Lava Cap Winery in Camino was not near the fire but did experience a thick layer of smoke that seemed to lie on the vineyard some days, according to Nolan Jones, marketing and outreach manager at Lava Cap Winery.

They had many grapes already in production when the smoke started to affect the area. Management closed the tasting room and focused on testing the various grapes for any smoke effects that might be present.

“Our whites were totally fine; most of our reds were fine,” said Jones. “All of them were fine except the cabernet and the cab franc.” He added that perhaps they were more susceptible due to the time of their ripening coinciding with smoke coming through the region.

“I think the Bordeaux grapes are a little later … they were a little closer to veraison,” he said.

Veraison is when a grape is beginning to ripen, build up sugars and start changing colors. The metabolic shift goes from accumulating acids to accumulating sugars.

“It appears that after veraison the grapes are more susceptible to smoke. There are certain points along that ripening curve that they are particularly susceptible,” Jones explained.

At Madroña Vineyards, also in Camino, owner and winemaker Paul Bush kept the public updated through his newsletter as the harvest progressed, noting any effects the smoke might have caused.

In one update he addresses the question on many people’s minds: “Why can’t you just make a smoky wine?”

According to Bush, those smoke effects that might lead to smoky characteristics, which many wine lovers might actually enjoy, would more than likely be bound to unfermented sugars present in all wines. Those elements could “unbind” over time, making a wine radically different from what was bottled originally. This could lead to a wine with extremely varying flavor profiles from bottle to bottle.

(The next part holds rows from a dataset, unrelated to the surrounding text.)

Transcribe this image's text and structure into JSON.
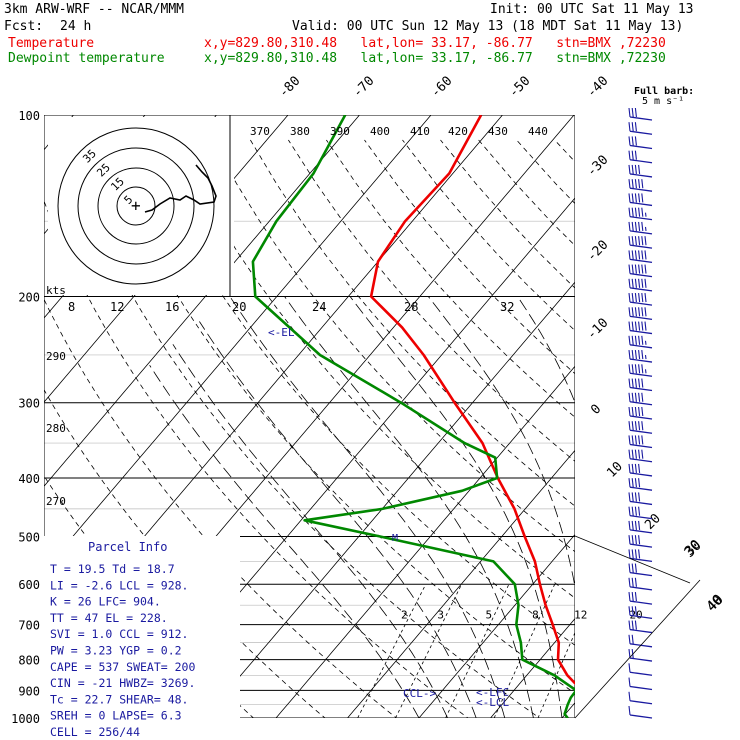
{
  "header": {
    "model": "3km ARW-WRF -- NCAR/MMM",
    "init": "Init: 00 UTC Sat 11 May 13",
    "fcst_label": "Fcst:",
    "fcst_value": "24 h",
    "valid": "Valid: 00 UTC Sun 12 May 13 (18 MDT Sat 11 May 13)",
    "temp_label": "Temperature",
    "temp_info": "x,y=829.80,310.48   lat,lon= 33.17, -86.77   stn=BMX ,72230",
    "dew_label": "Dewpoint temperature",
    "dew_info": "x,y=829.80,310.48   lat,lon= 33.17, -86.77   stn=BMX ,72230"
  },
  "colors": {
    "temperature": "#ee0000",
    "dewpoint": "#008800",
    "barbs": "#1a1aa0",
    "text": "#1a1aa0"
  },
  "chart_data": {
    "type": "line",
    "title": "",
    "pressure_ticks": [
      100,
      200,
      300,
      400,
      500,
      600,
      700,
      800,
      900,
      1000
    ],
    "temp_ticks": [
      -80,
      -70,
      -60,
      -50,
      -40,
      -30,
      -20,
      -10,
      0,
      10,
      20,
      30,
      40
    ],
    "series": [
      {
        "name": "Temperature",
        "color": "#ee0000",
        "points": [
          [
            1000,
            24.3
          ],
          [
            985,
            24.2
          ],
          [
            950,
            23.3
          ],
          [
            925,
            21.5
          ],
          [
            900,
            19.5
          ],
          [
            850,
            15.7
          ],
          [
            800,
            12.5
          ],
          [
            750,
            10.6
          ],
          [
            700,
            7.6
          ],
          [
            650,
            4.3
          ],
          [
            600,
            1.0
          ],
          [
            550,
            -2.4
          ],
          [
            500,
            -6.8
          ],
          [
            450,
            -11.5
          ],
          [
            400,
            -17.5
          ],
          [
            350,
            -23.8
          ],
          [
            300,
            -32.5
          ],
          [
            250,
            -42.5
          ],
          [
            225,
            -48.8
          ],
          [
            200,
            -56.8
          ],
          [
            175,
            -60.0
          ],
          [
            150,
            -61.0
          ],
          [
            125,
            -60.5
          ],
          [
            100,
            -63.0
          ]
        ]
      },
      {
        "name": "Dewpoint temperature",
        "color": "#008800",
        "points": [
          [
            1000,
            20.8
          ],
          [
            985,
            19.9
          ],
          [
            950,
            19.2
          ],
          [
            925,
            18.8
          ],
          [
            900,
            18.7
          ],
          [
            850,
            13.9
          ],
          [
            800,
            7.5
          ],
          [
            750,
            5.3
          ],
          [
            700,
            2.5
          ],
          [
            650,
            0.5
          ],
          [
            600,
            -2.5
          ],
          [
            550,
            -8.2
          ],
          [
            500,
            -27.0
          ],
          [
            470,
            -39.5
          ],
          [
            450,
            -30.0
          ],
          [
            420,
            -21.0
          ],
          [
            400,
            -17.6
          ],
          [
            370,
            -20.3
          ],
          [
            350,
            -26.3
          ],
          [
            300,
            -40.0
          ],
          [
            250,
            -57.0
          ],
          [
            200,
            -73.0
          ],
          [
            175,
            -77.5
          ],
          [
            150,
            -79.0
          ],
          [
            125,
            -79.5
          ],
          [
            100,
            -82.0
          ]
        ]
      }
    ],
    "dry_adiabat_labels": [
      370,
      380,
      390,
      400,
      410,
      420,
      430,
      440,
      290,
      280,
      270
    ],
    "mixing_ratio_labels": [
      2,
      3,
      5,
      8,
      12,
      20
    ],
    "el_label": "<-EL",
    "lcl_label": "<-LFC\n<-LCL",
    "ccl_label": "CCL->",
    "m_label": "M",
    "hodograph": {
      "label": "kts",
      "ring_labels": [
        5,
        15,
        25,
        35
      ],
      "axis_labels": [
        8,
        12,
        16,
        20,
        24,
        28,
        32
      ]
    },
    "barbs_label": "Full barb:",
    "barbs_unit": "5 m s⁻¹",
    "barb_speeds_ms": [
      15,
      15,
      17,
      17,
      21,
      25,
      25,
      28,
      28,
      30,
      30,
      30,
      30,
      30,
      30,
      30,
      28,
      28,
      28,
      25,
      25,
      25,
      25,
      25,
      25,
      20,
      20,
      20,
      20,
      20,
      20,
      20,
      15,
      15,
      15,
      15,
      15,
      10,
      10,
      5,
      5,
      5,
      5
    ],
    "shear_labels": [
      30,
      40
    ],
    "parcel_info": {
      "title": "Parcel Info",
      "rows": [
        "T  =   19.5  Td =  18.7",
        "LI =   -2.6  LCL =  928.",
        "K  =     26  LFC=  904.",
        "TT =     47  EL  =  228.",
        "SVI =   1.0  CCL =  912.",
        "PW =   3.23  YGP =   0.2",
        "CAPE =  537  SWEAT=  200",
        "CIN =   -21  HWBZ= 3269.",
        "Tc =   22.7  SHEAR=  48.",
        "SREH =    0  LAPSE=  6.3",
        "CELL = 256/44"
      ]
    }
  }
}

“One may taste fine, the next like a wet campfire and the third like licking an ashtray,” Bush said.

Madroña did various bucket fermentations throughout the vineyard and had the resulting vino tested. The overwhelming result seems to be similar to other vineyards — red grapes were affected more than white grapes, and those were already fermenting.

As smoke settles in a vineyard if it is less than 24 hours old, it may be more likely to be absorbed into the grape skin, according to University of California, Davis, viticulture and enology researchers. Also, one point to remember is that red wine is made with the skin intact, whereas white wines are made without the skin.

Most of Madroña’s red grapes will go into making more rosé wines, including a Rucksack Cabernet Franc Rosé.

“Rosé lovers should be really excited about this year,” Bush said.

All in all, Paul, who runs the winery along with wife Maggie, has considered the challenges regarding their red grapes an educational experience.

“The 2021 vintage with all its challenges has actually pushed us to learn more about making great wines,” said Bush. “Understanding the nuances and influences of a particular vintage makes us think outside the box even more to produce the best wine.”

The overall outlook on El Dorado County’s 2021 grape harvest seems to be optimistic.

“The wineries of El Dorado County are committed to producing wine of outstanding quality and this year is no different,” said Kara Sather, El Dorado Winery Association executive director.

“Consumers can rest assured that local winemakers will not bottle wine that has been influenced by the presence of smoke. As in the past, any wines put forward to the consumer will continue to be of the highest quality and reflect the beautiful soils, terroir and elevation that our mountain-grown fruit is known for.”